Location & Virtual Participation

Venue

Star, Broadbeach

Gold Coast, Australia

Room: Currumbin

Join via Zoom

Meeting ID: 972 7181 7376

Passcode: 262836

Workshop Scope & Topics

This half-day workshop aims to bring together researchers and practitioners to advance the modeling, mining, and simulation of human mobility for intelligent transportation systems and urban analytics. As the Internet of Things and smart city infrastructure produce massive, multi-modal mobility datasets, there is both an opportunity and a responsibility: to build scalable, transferable, and privacy-aware models that capture the dynamics of human movement across time, space, and social interaction.

We will explore AI-empowered and data-driven methods for modeling human mobility and travel behavior, focusing on how mobility behaviors influence and be influenced by transportation systems.

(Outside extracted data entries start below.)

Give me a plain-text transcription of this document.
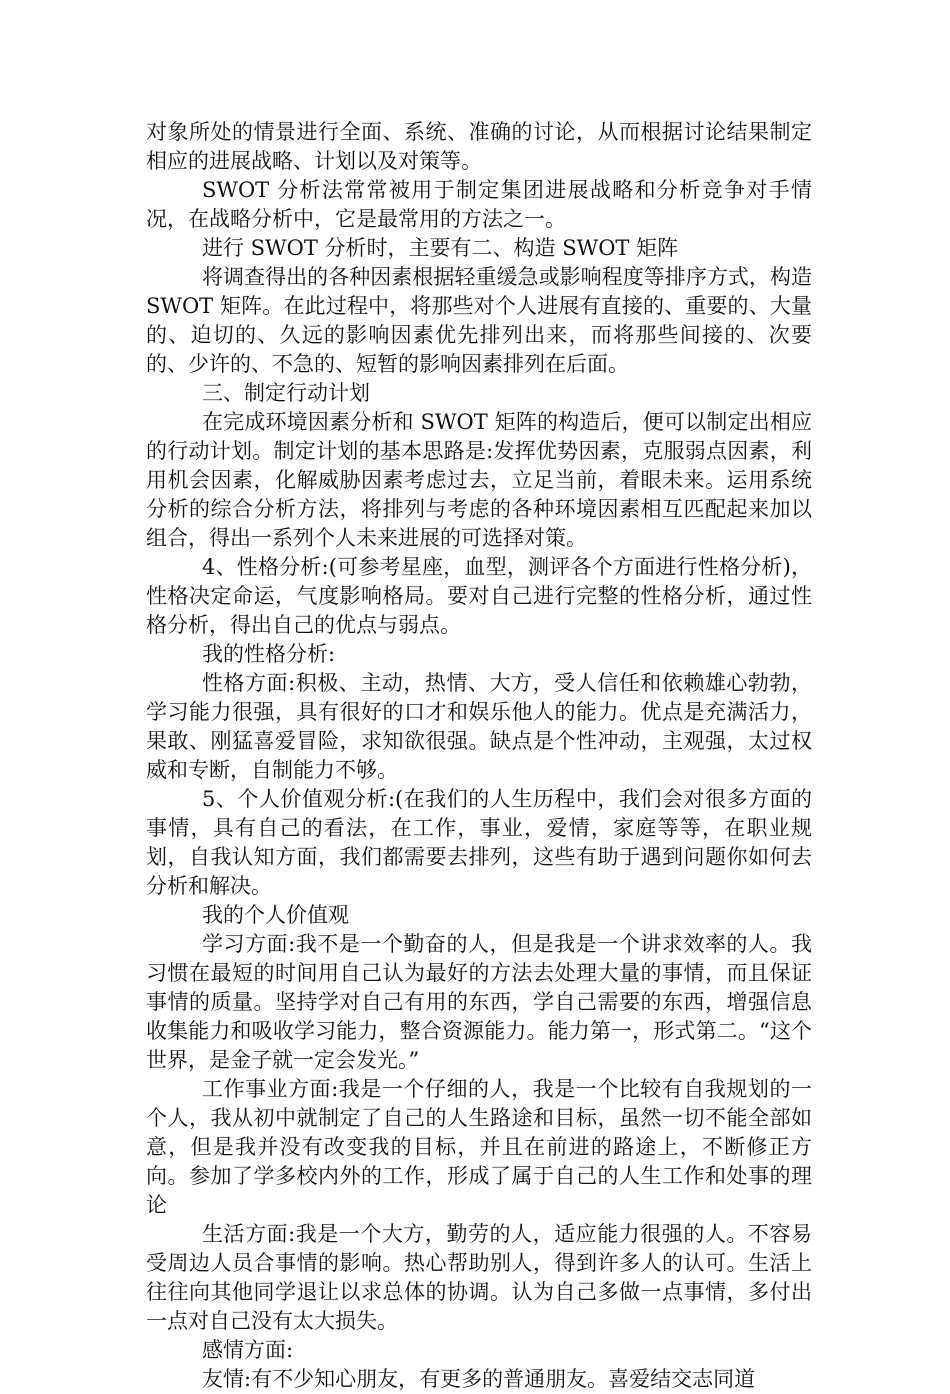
对象所处的情景进行全面、系统、准确的讨论，从而根据讨论结果制定相应的进展战略、计划以及对策等。

SWOT 分析法常常被用于制定集团进展战略和分析竞争对手情况，在战略分析中，它是最常用的方法之一。

进行 SWOT 分析时，主要有二、构造 SWOT 矩阵

将调查得出的各种因素根据轻重缓急或影响程度等排序方式，构造 SWOT 矩阵。在此过程中，将那些对个人进展有直接的、重要的、大量的、迫切的、久远的影响因素优先排列出来，而将那些间接的、次要的、少许的、不急的、短暂的影响因素排列在后面。

三、制定行动计划

在完成环境因素分析和 SWOT 矩阵的构造后，便可以制定出相应的行动计划。制定计划的基本思路是:发挥优势因素，克服弱点因素，利用机会因素，化解威胁因素考虑过去，立足当前，着眼未来。运用系统分析的综合分析方法，将排列与考虑的各种环境因素相互匹配起来加以组合，得出一系列个人未来进展的可选择对策。

4、性格分析:(可参考星座，血型，测评各个方面进行性格分析)，性格决定命运，气度影响格局。要对自己进行完整的性格分析，通过性格分析，得出自己的优点与弱点。

我的性格分析:

性格方面:积极、主动，热情、大方，受人信任和依赖雄心勃勃，学习能力很强，具有很好的口才和娱乐他人的能力。优点是充满活力，果敢、刚猛喜爱冒险，求知欲很强。缺点是个性冲动，主观强，太过权威和专断，自制能力不够。

5、个人价值观分析:(在我们的人生历程中，我们会对很多方面的事情，具有自己的看法，在工作，事业，爱情，家庭等等，在职业规划，自我认知方面，我们都需要去排列，这些有助于遇到问题你如何去分析和解决。

我的个人价值观

学习方面:我不是一个勤奋的人，但是我是一个讲求效率的人。我习惯在最短的时间用自己认为最好的方法去处理大量的事情，而且保证事情的质量。坚持学对自己有用的东西，学自己需要的东西，增强信息收集能力和吸收学习能力，整合资源能力。能力第一，形式第二。“这个世界，是金子就一定会发光。”

工作事业方面:我是一个仔细的人，我是一个比较有自我规划的一个人，我从初中就制定了自己的人生路途和目标，虽然一切不能全部如意，但是我并没有改变我的目标，并且在前进的路途上，不断修正方向。参加了学多校内外的工作，形成了属于自己的人生工作和处事的理论

生活方面:我是一个大方，勤劳的人，适应能力很强的人。不容易受周边人员合事情的影响。热心帮助别人，得到许多人的认可。生活上往往向其他同学退让以求总体的协调。认为自己多做一点事情，多付出一点对自己没有太大损失。

感情方面:

友情:有不少知心朋友，有更多的普通朋友。喜爱结交志同道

This workshop will examine techniques spanning different levels of resolution—from coarse-grained trip and flow modeling to fine-grained activity chains, trajectories, and agent interactions—supporting diverse applications in planning and operations, such as demand forecasting, policy evaluation, infrastructure planning, anomaly detection, and traffic simulation.

This workshop connects the AI, transportation, and geospatial communities to accelerate the development of actionable tools for understanding and simulating human mobility at scale. It invites contributions that address the challenges and opportunities in data fusion, behavioral modeling, real-time analytics, and system-level decision support.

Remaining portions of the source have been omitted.